I kinda think they went the opposite direction of anti-trust when they were encouraging and
backing the too big to fail banks to buy up the failing banks.
As far as what he could have changed, this guy made a few points:
Yes, I can actually point to a particular legal or regulatory barriers that were removed that allowed subprime lending to come into existence, although I have to go back three decades, not two. Prior to the Deregulation and Monetary Control Act of 1980 it was not possible to charge high rates and fees to borrowers. Then the Alternative Mortgage Transaction Parity Act of 1982 permitted variable interest rates and balloon payments. Also important in the crisis was the Tax Reform Act of 1986. The Tax Reform Act eliminated the tax deduction of interest on consumer loans, but then allowed interest deductions for mortgages. Thus, even very expensive mortgage debt was now actually cheaper than consumer debt for a great deal of households.

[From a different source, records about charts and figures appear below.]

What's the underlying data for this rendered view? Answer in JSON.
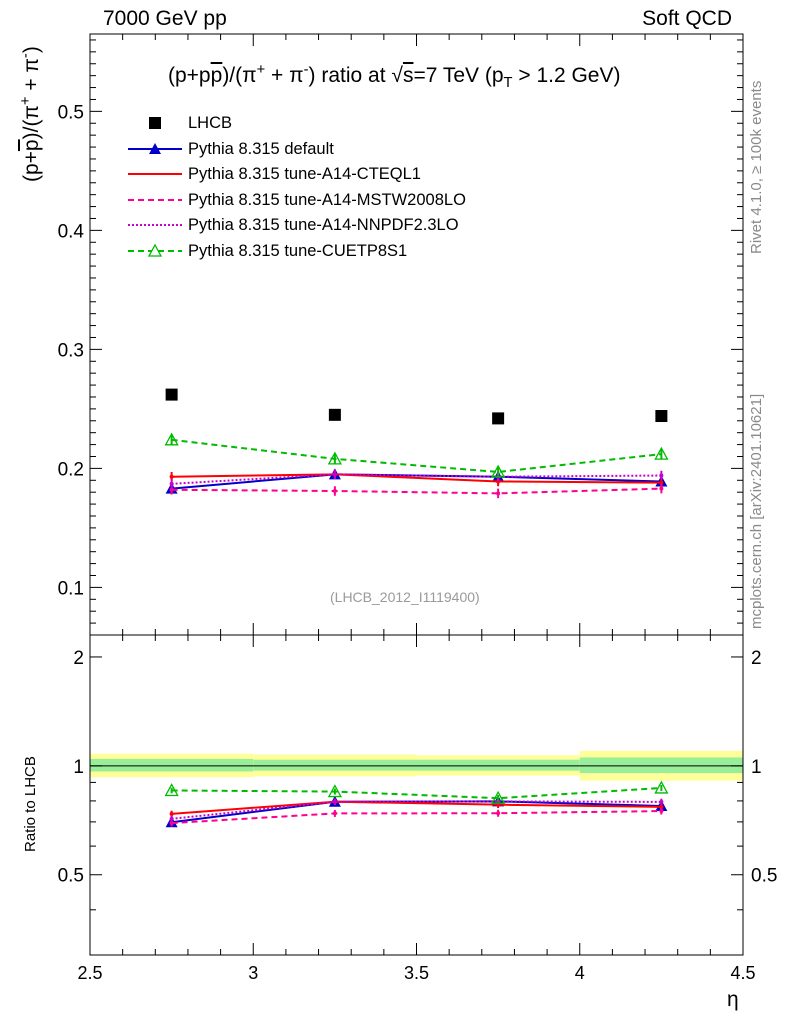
{
  "header": {
    "left": "7000 GeV pp",
    "right": "Soft QCD"
  },
  "side_labels": {
    "rivet": "Rivet 4.1.0, ≥ 100k events",
    "mcplots": "mcplots.cern.ch [arXiv:2401.10621]"
  },
  "chart_data": {
    "type": "scatter",
    "title": "(p+p̅)/(π⁺ + π⁻) ratio at √s=7 TeV (p_T > 1.2 GeV)",
    "title_parts": {
      "prefix": "(p+p",
      "pbar": "p",
      "mid": ")/(π",
      "sup1": "+",
      "mid2": " + π",
      "sup2": "-",
      "mid3": ") ratio at ",
      "sqrt": "√",
      "s": "s",
      "mid4": "=7 TeV (p",
      "sub": "T",
      "suffix": " > 1.2 GeV)"
    },
    "xlabel": "η",
    "ylabel": "(p+p̅)/(π⁺ + π⁻)",
    "ylabel_parts": {
      "a": "(p+",
      "pbar": "p",
      "b": ")/(π",
      "sup1": "+",
      "c": " + π",
      "sup2": "-",
      "d": ")"
    },
    "ratio_ylabel": "Ratio to LHCB",
    "analysis": "(LHCB_2012_I1119400)",
    "xlim": [
      2.5,
      4.5
    ],
    "ylim": [
      0.06,
      0.565
    ],
    "ratio_ylim": [
      0.3,
      2.3
    ],
    "x_ticks": [
      2.5,
      3,
      3.5,
      4,
      4.5
    ],
    "x_tick_labels": [
      "2.5",
      "3",
      "3.5",
      "4",
      "4.5"
    ],
    "y_ticks": [
      0.1,
      0.2,
      0.3,
      0.4,
      0.5
    ],
    "y_tick_labels": [
      "0.1",
      "0.2",
      "0.3",
      "0.4",
      "0.5"
    ],
    "ratio_ticks": [
      0.5,
      1,
      2
    ],
    "ratio_tick_labels": [
      "0.5",
      "1",
      "2"
    ],
    "x": [
      2.75,
      3.25,
      3.75,
      4.25
    ],
    "bins": [
      [
        2.5,
        3.0
      ],
      [
        3.0,
        3.5
      ],
      [
        3.5,
        4.0
      ],
      [
        4.0,
        4.5
      ]
    ],
    "data": {
      "name": "LHCB",
      "values": [
        0.262,
        0.245,
        0.242,
        0.244
      ],
      "stat_band": [
        0.07,
        0.06,
        0.06,
        0.09
      ],
      "total_band": [
        0.14,
        0.13,
        0.12,
        0.18
      ]
    },
    "series": [
      {
        "name": "Pythia 8.315 default",
        "color": "#0000cc",
        "style": "solid",
        "marker": "triangle-filled",
        "values": [
          0.183,
          0.195,
          0.193,
          0.189
        ],
        "errors": [
          0.004,
          0.004,
          0.004,
          0.004
        ]
      },
      {
        "name": "Pythia 8.315 tune-A14-CTEQL1",
        "color": "#ff0000",
        "style": "solid",
        "marker": "none",
        "values": [
          0.193,
          0.195,
          0.189,
          0.188
        ],
        "errors": [
          0.004,
          0.004,
          0.004,
          0.004
        ]
      },
      {
        "name": "Pythia 8.315 tune-A14-MSTW2008LO",
        "color": "#ff0090",
        "style": "dashed",
        "marker": "none",
        "values": [
          0.182,
          0.181,
          0.179,
          0.183
        ],
        "errors": [
          0.004,
          0.004,
          0.004,
          0.004
        ]
      },
      {
        "name": "Pythia 8.315 tune-A14-NNPDF2.3LO",
        "color": "#cc00cc",
        "style": "dotted",
        "marker": "none",
        "values": [
          0.187,
          0.195,
          0.193,
          0.194
        ],
        "errors": [
          0.004,
          0.004,
          0.004,
          0.004
        ]
      },
      {
        "name": "Pythia 8.315 tune-CUETP8S1",
        "color": "#00bb00",
        "style": "dashed",
        "marker": "triangle-open",
        "values": [
          0.224,
          0.208,
          0.197,
          0.212
        ],
        "errors": [
          0.004,
          0.004,
          0.004,
          0.004
        ]
      }
    ]
  }
}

This helped create large amounts of cash-out financing and encouraged the market to grow.
The reform bill fails to address the role of accounting in providing the "sure thing" means for senior officers to exploit and profit personally from these perverse incentives. The financial industry used its lobbying power to induce Congress to extort FASB to change the accounting rules to hide mortgage losses. This is the (early) S&L and the Japanese strategy of the cover up. It leads to disaster (S&Ls) or lost decades (Japan).
Presidents George W. Bush and Barack Obama had adequate authority to close the major insolvent banks, a statutory duty to do so (under the Prompt Corrective Action Law of 1991), and the factual basis (insolvency) for appointing receivers.
http://money.cnn.com/2010/07/18/news/economy/finreg_law_incentives_bill-black.fortune/index.htm
As far as I can tell he didn't do like Emanuel said and
put the crisis to good use. He is going to lose big on Tuesday just as if he
had nationalized health care (instead of enacting a giveaway to Insurance co's) and
really gone big on the stimulus with, off the top of my head, a massive rapid transit project instead of pissing into potholes.
Nope, no change.
The legitimate object of government, is to do for a community of people, whatever they need to have done, but can not do, at all, or can not, so well do, for themselves -- in their separate, and individual capacities.